Según los entendidos en asuntos militares y de seguridad pública, lo ocurrido el martes de esta semana en la comunidad de El Portal, municipio de Santa María de Pantasma, departamento de Jinotega, fue una típica acción de fuerzas de operaciones especiales de contrainsurgencia.

La contrainsurgencia, según la definición sencilla pero certera de Wikipedia, “es una característica de las políticas represivas estatales que, utilizando diversas medidas legales e ilegales, tiene como objetivo detectar y destruir a los miembros y bases de apoyo de los grupos insurgentes”. Con este fin, las medidas de contrainsurgencia que se establecen van desde tácticas estrictamente militares hasta espionaje, e incluso acción social del ejército, para obtener información sobre las fuerzas que tienen las guerrillas y sus probables colaboradores y simpatizantes.

En Pantasma, según la información periodística basada en declaraciones de los vecinos del lugar —sin que el Ejército y la Policía lo quisieran confirmar—, dos hombres de los que se han alzado en armas contra el régimen de Daniel Ortega, murieron al explotar una bomba colocada en el interior de una mochila que les fue enviada por supuestos colaboradores de la insurgencia. Otra persona más, la que condujo a los individuos que llevaron la mochila con la bomba a donde se encontraban los rebeldes armados, fue ejecutada seguramente para que no pudiera servir de testigo en una eventual investigación —real o fingida— de las autoridades de Gobierno, o para que los rebeldes no descubrieran la infiltración de las fuerzas de operaciones especiales de contrainsurgencia.

Más allá de los aspectos novelescos que pueda tener esa sórdida operación de terrorismo de Estado que causó la muerte violenta de los guerrilleros antiorteguistas en Pantasma, este hecho ha venido a demostrar una vez más que es cierto que en las zonas rurales del norte del país operan grupos de alzados en armas con motivaciones y objetivos políticos. Sin embargo el Ejército y la Policía lo niegan enfáticamente y más bien denigran y descalifican a los campesinos insurrectos, señalándolos como delincuentes comunes; lo cual, cabe recordarlo otra vez, es lo mismo que decía la Guardia Nacional somocista respecto a los guerrilleros del Frente Sandinista de Liberación Nacional (FSLN), que entre los años sesenta y setenta del siglo pasado operaban en esos mismos lugares del norte rural y montañoso de Nicaragua.

Por múltiples razones, la lucha armada no es la vía adecuada para recuperar la democracia. Sin embargo hay que deplorar que se siga derramando sangre de hermanos nicaragüenses por razones políticas. Todas las muertes de personas que ocurren en los enfrentamientos fratricidas, sean miembros de las fuerzas militares y policiales o insurgentes, son lamentables y no deberían ocurrir ni seguir ocurriendo.
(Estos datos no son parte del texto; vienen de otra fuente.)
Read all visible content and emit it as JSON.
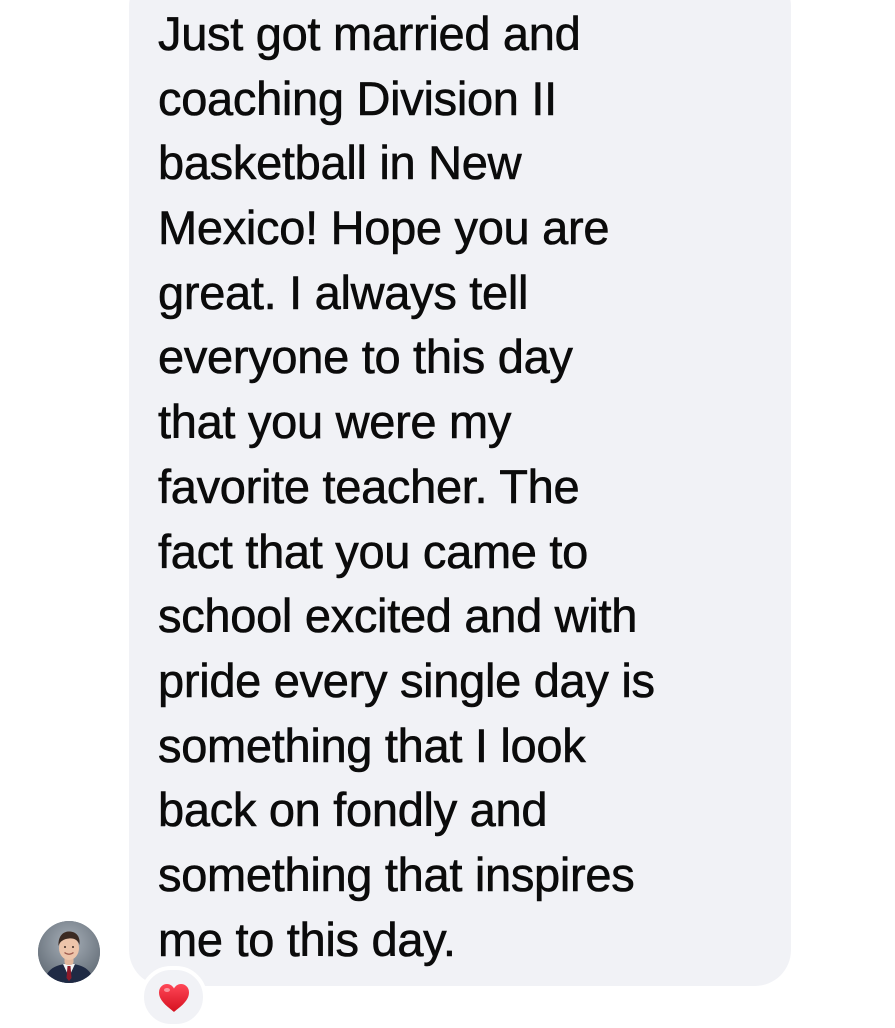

Los Acuerdos de Esquipulas II de 1987 que firmaron los presidentes centroamericanos incluyendo a Daniel Ortega, y los acuerdos de paz de 1989 y 1990 que los gobiernos del FSLN y de doña Violeta suscribieron con la Contra, fueron precisamente para que se estableciera en Nicaragua la paz firme y duradera fundada en una democracia republicana, con su requisito indispensable de elecciones libres, justas y limpias.

Si esos acuerdos se estuvieran cumpliendo y respetando no habría que lamentar hechos políticos violentos y luctuosos, como los de Santa María de Pantasma.